- Bitcoin diperdagangkan di dekat $85K–$90K di tengah likuiditas yang tipis selama acara derivatif Desember $23,6 miliar.
- Pembuat pasar yang melakukan lindung nilai di sekitar rasa sakit maksimum mengurangi ayunan sampai tekanan opsi berakhir.
- Perdagangan pasca-kedaluwarsa dapat membuka volatilitas saat likuiditas Januari kembali.
Bitcoin menutup kedaluwarsa opsi terbesar yang pernah ada pada bulan Desember dengan perubahan harga yang tajam namun terkendali, mencerminkan posisi derivatif yang berat dan likuiditas liburan yang tipis. Pada 26 Desember, hampir $23,6 miliar dalam Bitcoin dan $3,8 miliar dalam opsi Ethereum diselesaikan di Deribit, menandai rekor kedaluwarsa bulanan.
Peristiwa tersebut menarik perhatian karena kedaluwarsa tersebut sering memengaruhi perilaku harga jangka pendek. Bitcoin sempat turun di bawah $87.000 dan kemudian stabil di dekat $87.500. Ethereum menyusul dengan penurunan yang lebih curam, meluncur lebih dari 2% menuju $2.950.
Skala kedaluwarsa memperkuat sensitivitas pasar.
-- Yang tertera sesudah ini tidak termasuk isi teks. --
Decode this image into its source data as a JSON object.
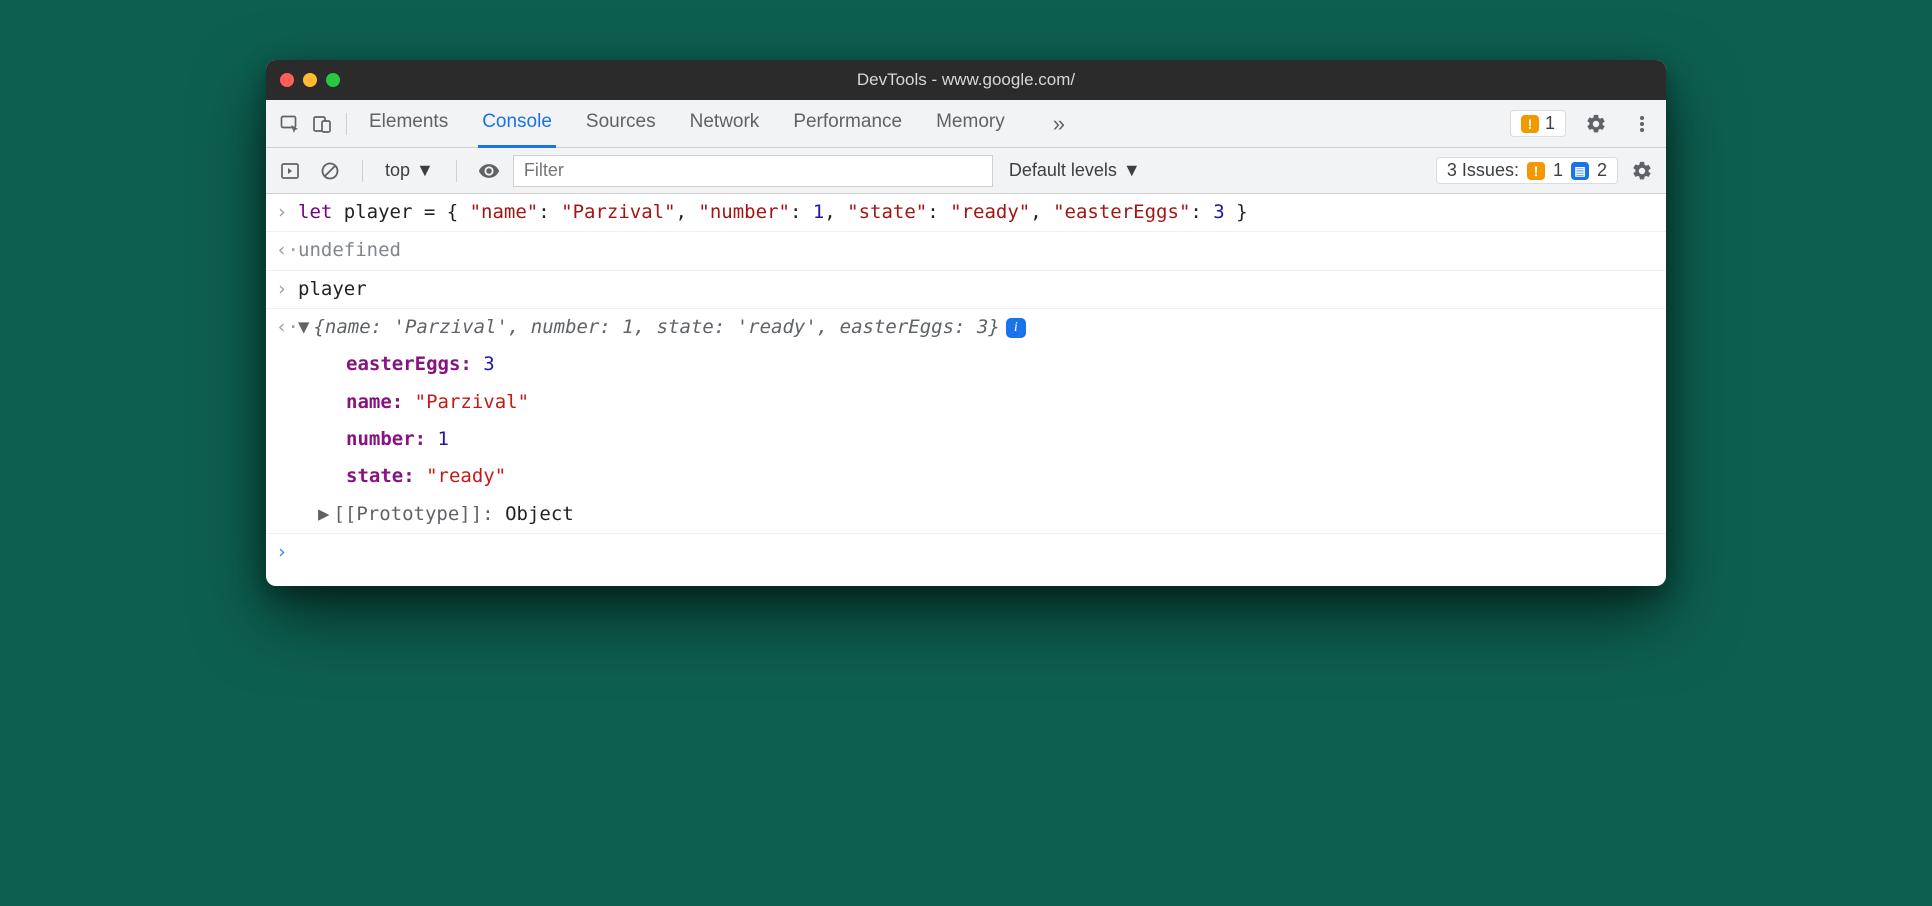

Likuiditas tetap rendah karena kondisi akhir tahun, membuat harga lebih mudah bergerak. Akibatnya, bahkan aliran moderat memicu ayunan intraday yang tajam. Pedagang memantau apakah Bitcoin dapat merebut kembali level $90.000, yang dipandang banyak analis sebagai hal penting untuk momentum awal 2026.
Bagaimana Posisi Opsi Membentuk Aksi Harga
Pembuat pasar biasanya menjual opsi kepada pedagang dan melakukan lindung nilai eksposur mereka di pasar spot. Oleh karena itu, mereka sering membeli Bitcoin selama penurunan dan menjual selama reli. Perilaku ini mengurangi risiko terarah tetapi membuat harga tetap terbatas. Hasilnya sering menyerupai kisaran perdagangan yang ketat di dekat apa yang disebut tingkat nyeri maks. Selama Desember, dinamika ini berkontribusi pada Bitcoin melayang antara $85.000 dan $90.000.
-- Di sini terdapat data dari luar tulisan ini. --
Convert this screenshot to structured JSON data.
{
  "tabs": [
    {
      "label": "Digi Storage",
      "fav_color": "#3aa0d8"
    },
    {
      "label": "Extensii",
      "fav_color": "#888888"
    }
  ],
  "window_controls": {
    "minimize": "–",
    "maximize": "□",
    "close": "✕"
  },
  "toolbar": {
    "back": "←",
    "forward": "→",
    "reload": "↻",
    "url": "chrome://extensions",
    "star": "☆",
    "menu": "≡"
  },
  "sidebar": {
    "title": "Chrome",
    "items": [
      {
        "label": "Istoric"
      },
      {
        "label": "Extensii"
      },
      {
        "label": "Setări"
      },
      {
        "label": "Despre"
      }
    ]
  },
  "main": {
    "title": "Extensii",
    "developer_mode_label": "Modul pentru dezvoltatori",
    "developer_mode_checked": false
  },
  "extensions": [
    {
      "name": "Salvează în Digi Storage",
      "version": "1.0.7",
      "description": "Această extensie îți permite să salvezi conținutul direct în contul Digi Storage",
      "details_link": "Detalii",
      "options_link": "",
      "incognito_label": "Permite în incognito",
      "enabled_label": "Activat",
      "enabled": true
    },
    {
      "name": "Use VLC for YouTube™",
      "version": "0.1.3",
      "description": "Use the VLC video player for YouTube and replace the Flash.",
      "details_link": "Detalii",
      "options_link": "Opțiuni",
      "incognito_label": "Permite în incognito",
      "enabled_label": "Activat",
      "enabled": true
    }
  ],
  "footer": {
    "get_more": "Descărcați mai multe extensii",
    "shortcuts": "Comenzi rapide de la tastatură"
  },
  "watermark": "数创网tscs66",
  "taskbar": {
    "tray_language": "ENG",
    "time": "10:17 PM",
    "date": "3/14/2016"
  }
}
Secara signifikan, begitu opsi kedaluwarsa, tekanan lindung nilai itu menghilang. Pasar tidak lagi menghadapi pembelian atau penjualan paksa yang terkait dengan risiko opsi. Akibatnya, volatilitas sering kembali.
Setelah kedaluwarsa 26 Desember, para pedagang memperkirakan pergerakan harga yang lebih luas karena Bitcoin melanjutkan perdagangan pada penawaran dan permintaan organik. Selain itu, algoritme terkadang mendorong harga sebentar lebih rendah untuk memicu stop-loss order, terutama di pasar tipis.
Risiko Volatilitas dan Prospek Awal 2026
Namun, likuiditas yang tipis juga meningkatkan risiko penurunan. Satu pesanan besar dapat menggerakkan harga dengan cepat ketika lebih sedikit peserta yang berdagang. Akibatnya, penurunan tiba-tiba dapat muncul tanpa perubahan mendasar yang besar.
Terlepas dari risiko itu, pola historis mendukung kekuatan di bulan Januari. Modal segar sering memasuki pasar di awal tahun, mendukung harga yang lebih tinggi.
Selain itu, kedaluwarsa derivatif biasanya miring netral menjadi bullish dari waktu ke waktu. Itu mengurangi kemungkinan penurunan berkepanjangan setelah penyelesaian. Harga langsung Bitcoin saat ini di dekat $87.100 mencerminkan tekanan jangka pendek daripada kelemahan struktural.
Ke depan, pedagang fokus pada apakah Bitcoin dapat merebut kembali dan menahan $90.000. Pergerakan berkelanjutan di atas level itu dapat menandakan momentum kenaikan baru. Namun, kegagalan untuk menembus lebih tinggi dapat memperpanjang konsolidasi.
Dalam kedua kasus tersebut, kedaluwarsa Desember menghilangkan bobot teknis utama. Akibatnya, awal tahun 2026 dapat membawa arah yang lebih jelas karena volatilitas kembali dan likuiditas baru memasuki pasar.
Disclaimer: The information presented in this article is for informational and educational purposes only. The article does not constitute financial advice or advice of any kind. Coin Edition is not responsible for any losses incurred as a result of the utilization of content, products, or services mentioned. Readers are advised to exercise caution before taking any action related to the company.